Location: A Place With REAL People
3,214 posts, read 6,322,259 times
Reputation: 4936
I spent the first 13 years of my life growing up in a neighborhood that back in its day, was like "Leave It To Beaver". I don't know how many here are well over retirement age as I am (old enough to remember) good old Richard J Daley when HE ran the show in Chicago. Yeah it may not have been perfection, but man when something needed doing he'd wave his hand and BAM it got DONE! like NOW!. The police did their job back then as did most all the municipal forces. They coped well with the 67 blizzard I endured as a teen cleaning up the streets.

Back then (believe it or not) there were no gang members or threats of violence IN the Manor (one's fist was about the most potent thing used as a weapon). Heck it wasn't until Richard Speck went and killed those poor nurses in our neighborhood (Jeffrey Manor) most folks didn't even lock their doors most of the time. But by the time 1967 rolled around Bown High School, the school I would have ended up attending the year after my grade school graduation had started becoming a bit of a war zone importing hispanics, blacks and just about everything gang associated.

My parents best friends/back fence neighbors, convinced my parents to make the move to save me from the violence I would face going into High School. So they moved us up to Highland Park. Talk about dodging a bullet. I ended up befriending some guys at Ft. Sheridan and we formed a rock band. It provided 3 years of great fun growing up without strife. Meanwhile Jeffrey Manor got flushed down a bad toilet as most all the folks that had grown up there or had their first homes after WWII left for greener (safer) pastures.

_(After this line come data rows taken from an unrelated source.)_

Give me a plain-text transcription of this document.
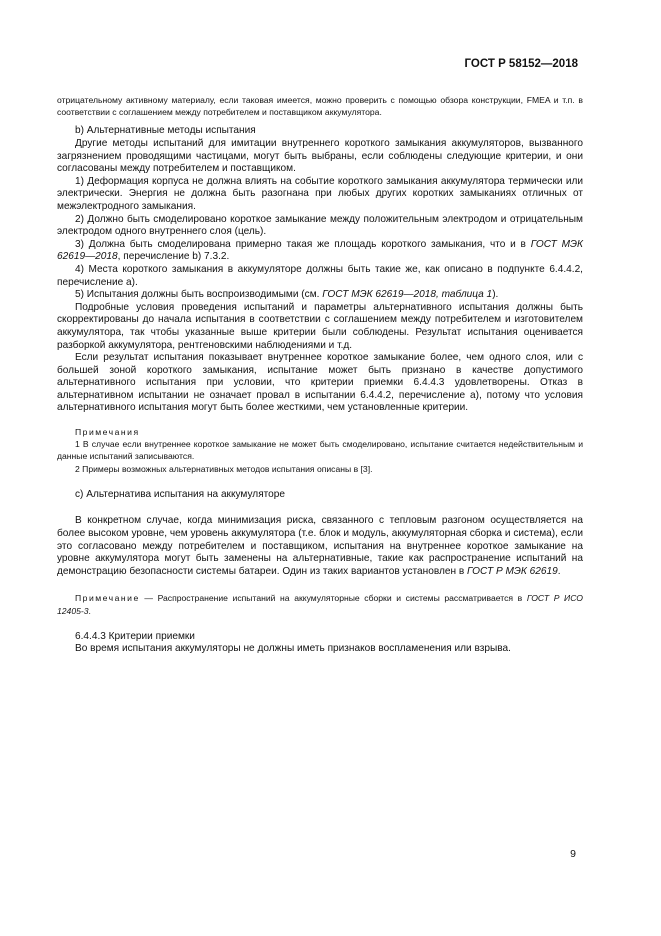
ГОСТ Р 58152—2018

отрицательному активному материалу, если таковая имеется, можно проверить с помощью обзора конструкции, FMEA и т.п. в соответствии с соглашением между потребителем и поставщиком аккумулятора.

b) Альтернативные методы испытания

Другие методы испытаний для имитации внутреннего короткого замыкания аккумуляторов, вызванного загрязнением проводящими частицами, могут быть выбраны, если соблюдены следующие критерии, и они согласованы между потребителем и поставщиком.

1) Деформация корпуса не должна влиять на событие короткого замыкания аккумулятора термически или электрически. Энергия не должна быть разогнана при любых других коротких замыканиях отличных от межэлектродного замыкания.

2) Должно быть смоделировано короткое замыкание между положительным электродом и отрицательным электродом одного внутреннего слоя (цель).

3) Должна быть смоделирована примерно такая же площадь короткого замыкания, что и в ГОСТ МЭК 62619—2018, перечисление b) 7.3.2.

4) Места короткого замыкания в аккумуляторе должны быть такие же, как описано в подпункте 6.4.4.2, перечисление а).

5) Испытания должны быть воспроизводимыми (см. ГОСТ МЭК 62619—2018, таблица 1).

Подробные условия проведения испытаний и параметры альтернативного испытания должны быть скорректированы до начала испытания в соответствии с соглашением между потребителем и изготовителем аккумулятора, так чтобы указанные выше критерии были соблюдены. Результат испытания оценивается разборкой аккумулятора, рентгеновскими наблюдениями и т.д.

Если результат испытания показывает внутреннее короткое замыкание более, чем одного слоя, или с большей зоной короткого замыкания, испытание может быть признано в качестве допустимого альтернативного испытания при условии, что критерии приемки 6.4.4.3 удовлетворены. Отказ в альтернативном испытании не означает провал в испытании 6.4.4.2, перечисление а), потому что условия альтернативного испытания могут быть более жесткими, чем установленные критерии.

Примечания

1 В случае если внутреннее короткое замыкание не может быть смоделировано, испытание считается недействительным и данные испытаний записываются.

2 Примеры возможных альтернативных методов испытания описаны в [3].

c) Альтернатива испытания на аккумуляторе

В конкретном случае, когда минимизация риска, связанного с тепловым разгоном осуществляется на более высоком уровне, чем уровень аккумулятора (т.е. блок и модуль, аккумуляторная сборка и система), если это согласовано между потребителем и поставщиком, испытания на внутреннее короткое замыкание на уровне аккумулятора могут быть заменены на альтернативные, такие как распространение испытаний на демонстрацию безопасности системы батареи. Один из таких вариантов установлен в ГОСТ Р МЭК 62619.

Примечание — Распространение испытаний на аккумуляторные сборки и системы рассматривается в ГОСТ Р ИСО 12405-3.

6.4.4.3 Критерии приемки

Во время испытания аккумуляторы не должны иметь признаков воспламенения или взрыва.

9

I won't rant on folks anymore, that have chosen to continue to live in or near the city of Chicago any further. Kmanshouse got the point across. Its all about what a person is willing to "tolerate" is how I'd put it. I for one have NO desire to every have to look over my shoulder worrying about my welfare. To suggest living in Chicago doesn't come with that territory is in shear denial. But I digress. I moved away from the Midwest in 1978. Spent 3 years initially in Salt Lake City then a good job offer in the SF Bay area brought me there with what was then my new wife. we spent 10 years there till the cost of living skyrocketed out of control. Moving back to the Salt Lake City area in 93 we noted there were then many gangs imported from LA at that time. But I took on a job where it was all about travel by car from Ohio to the West Coast. I enjoyed the travel to all the states I'd visit. And it gave me an opportunity to visit my folks who were still alive. In 2004 we'd built a home and I was then off the road. But as Salt Lake City began to boom in population, it brought back too many memories of living in a congested area

Sure Kmanshouse, I get it, the restaurants and other facilities in a populated area can be a real luxury. But not everyone wants to pay the price to have them, I guess. So once again we moved from Salt Lake to a nice rural area in Idaho where there are never any traffic jams. Most folks know who you are and likewise. Your neighbors look out for you and you for them. It's the first time since the 50's and 60's growing up in the Manor that life has been like this. And I plan on spending the remaining years I have this way. I wish you all that have decided to tough it out in your city environs lots of luck. Most of us are well aware of the trends of our country and it's not looking too promising. So, hunker down and enjoy the food when you can. Sorry for the ramble, just thought I'd leave you with those thoughts and understanding why I've been such a grumbler for so long. I won't bother any further so you can chill out.